O maquinário informacional-digital avançado existente hoje é resultado da interação ativa entre o saber intelectual do trabalho que atua junto à máquina informatizada, uma vez que são "órgãos do cérebro humano logrado pelas mãos humanas", conforme a caracterização de Marx nos Grundrisse, dando novas dimensões e configurações à teoria do valor, que articula, portanto, tanto trabalho material como imaterial, ambos imprescindíveis para a criação de mais-valia e que são parte constitutiva do trabalho social, complexo e combinado existente em escala global.
Assim, ao contrário dos que negam a teoria do valor, a forma imaterial do trabalho e da produção não leva à negação da lei do valor, mas, ao contrário, agrega coágulos de trabalho vivo na lógica da acumulação de capital na sua materialidade, inserindo-os no tempo social médio necessário para a produção de mercadorias. E os capitais sabem bem disso: não é outro o motivo da Toyota, na sua unidade de Takaoka, usar esses dizeres: Yoi kangae, yoi shina ("bons pensamentos significam bons produtos").

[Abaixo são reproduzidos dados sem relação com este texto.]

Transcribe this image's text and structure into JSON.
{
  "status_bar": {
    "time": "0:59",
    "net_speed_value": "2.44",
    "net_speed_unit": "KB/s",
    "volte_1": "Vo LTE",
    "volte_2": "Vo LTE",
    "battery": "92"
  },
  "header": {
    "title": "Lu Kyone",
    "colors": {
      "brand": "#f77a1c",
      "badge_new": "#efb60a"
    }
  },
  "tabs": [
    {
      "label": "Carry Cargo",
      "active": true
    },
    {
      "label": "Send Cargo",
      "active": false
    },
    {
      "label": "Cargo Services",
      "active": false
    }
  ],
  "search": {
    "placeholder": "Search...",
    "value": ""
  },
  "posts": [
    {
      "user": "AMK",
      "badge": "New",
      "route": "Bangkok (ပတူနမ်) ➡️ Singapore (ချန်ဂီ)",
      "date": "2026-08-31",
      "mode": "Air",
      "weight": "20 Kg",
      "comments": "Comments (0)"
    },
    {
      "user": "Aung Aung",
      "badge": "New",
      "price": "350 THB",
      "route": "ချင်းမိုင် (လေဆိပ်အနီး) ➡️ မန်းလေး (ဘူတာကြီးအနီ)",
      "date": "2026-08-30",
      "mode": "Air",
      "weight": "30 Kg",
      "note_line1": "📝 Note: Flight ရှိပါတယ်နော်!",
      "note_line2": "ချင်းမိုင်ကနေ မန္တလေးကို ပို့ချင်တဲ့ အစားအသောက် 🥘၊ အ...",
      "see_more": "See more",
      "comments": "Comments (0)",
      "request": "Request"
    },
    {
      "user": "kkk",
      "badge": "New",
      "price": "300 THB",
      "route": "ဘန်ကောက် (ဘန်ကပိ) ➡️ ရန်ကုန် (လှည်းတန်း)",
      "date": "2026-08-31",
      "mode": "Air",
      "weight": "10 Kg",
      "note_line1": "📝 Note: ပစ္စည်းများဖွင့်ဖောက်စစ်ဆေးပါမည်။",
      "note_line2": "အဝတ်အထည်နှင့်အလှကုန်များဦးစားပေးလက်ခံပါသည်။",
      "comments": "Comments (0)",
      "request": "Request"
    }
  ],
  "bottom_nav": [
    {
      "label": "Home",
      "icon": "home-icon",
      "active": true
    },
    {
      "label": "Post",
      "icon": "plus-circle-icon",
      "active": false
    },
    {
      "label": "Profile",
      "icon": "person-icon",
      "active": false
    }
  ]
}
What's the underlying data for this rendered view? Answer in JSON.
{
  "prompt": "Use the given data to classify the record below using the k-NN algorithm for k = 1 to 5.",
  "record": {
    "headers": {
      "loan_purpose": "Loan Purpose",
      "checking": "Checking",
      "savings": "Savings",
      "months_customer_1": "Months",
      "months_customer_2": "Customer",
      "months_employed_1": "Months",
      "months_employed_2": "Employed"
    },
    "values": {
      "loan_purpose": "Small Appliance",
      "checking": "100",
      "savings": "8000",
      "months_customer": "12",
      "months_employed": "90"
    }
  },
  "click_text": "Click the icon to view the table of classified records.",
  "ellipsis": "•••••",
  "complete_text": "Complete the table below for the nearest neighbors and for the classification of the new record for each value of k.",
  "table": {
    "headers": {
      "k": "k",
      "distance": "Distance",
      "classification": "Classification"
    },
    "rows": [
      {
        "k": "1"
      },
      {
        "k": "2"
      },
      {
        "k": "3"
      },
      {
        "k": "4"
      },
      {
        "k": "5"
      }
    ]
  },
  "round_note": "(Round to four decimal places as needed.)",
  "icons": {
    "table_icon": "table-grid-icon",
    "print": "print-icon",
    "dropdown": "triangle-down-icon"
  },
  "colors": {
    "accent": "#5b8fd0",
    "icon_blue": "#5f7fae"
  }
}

Valorização do capital» O capitalismo contemporâneo vem, desde o início dos anos 1970, acentuando a sua lógica destrutiva, quer em relação à natureza, quer em relação ao mundo do trabalho. O padrão de acumulação capitalista, estruturado sob o binómio taylorismo e fordismo, foi bastante alterado, mesclado ou mesmo substituído pelas formas produtivas ‑ exibilizadas e desregulamentadas, das quais a chamada acumulação ‑ exível e o toyotismo são exemplos, e que ocorreram em plena vigência da pragmática neoliberal, privatista, desregulamentadora e nanceirizada. A articulação entre reestruturação produtiva e neoliberalismo, as duas pontas das formas de dominação do capital hoje, teve agudas consequências no mundo do trabalho.
A despeito das inter-relações funcionais do indivíduo, da sociedade e da cultura e dos desafios e projeções da nova morfologia da classe trabalhadora, neste século XXI mais ampliada, fragmentada, heterogénea, que repercussões as mudanças do mundo do trabalho estão a provocar na educação, na aprendizagem prática, na empresa, em casa, no prosseguimento do progresso tecnológico?
A educação taylorista-fordista foi essencialmente uma educação parcelar, hierarquizada, em que a gerência científica elaborava e os trabalhadores executavam. Desenvolveu-se tomando a sociedade do automóvel como protótipo. A disjuntiva homo sapiens e homo faber é a sua expressão típica. Consolidou-se então uma divisão clara entre as ciências exatas, as biomédicas, as humanas e, com isso, desenvolveu-se uma educação para o trabalho unilateralizado, seja nas escolas técnicas profissionalizantes, seja nas escolas superiores: as médicas, as humanas, as engenharias.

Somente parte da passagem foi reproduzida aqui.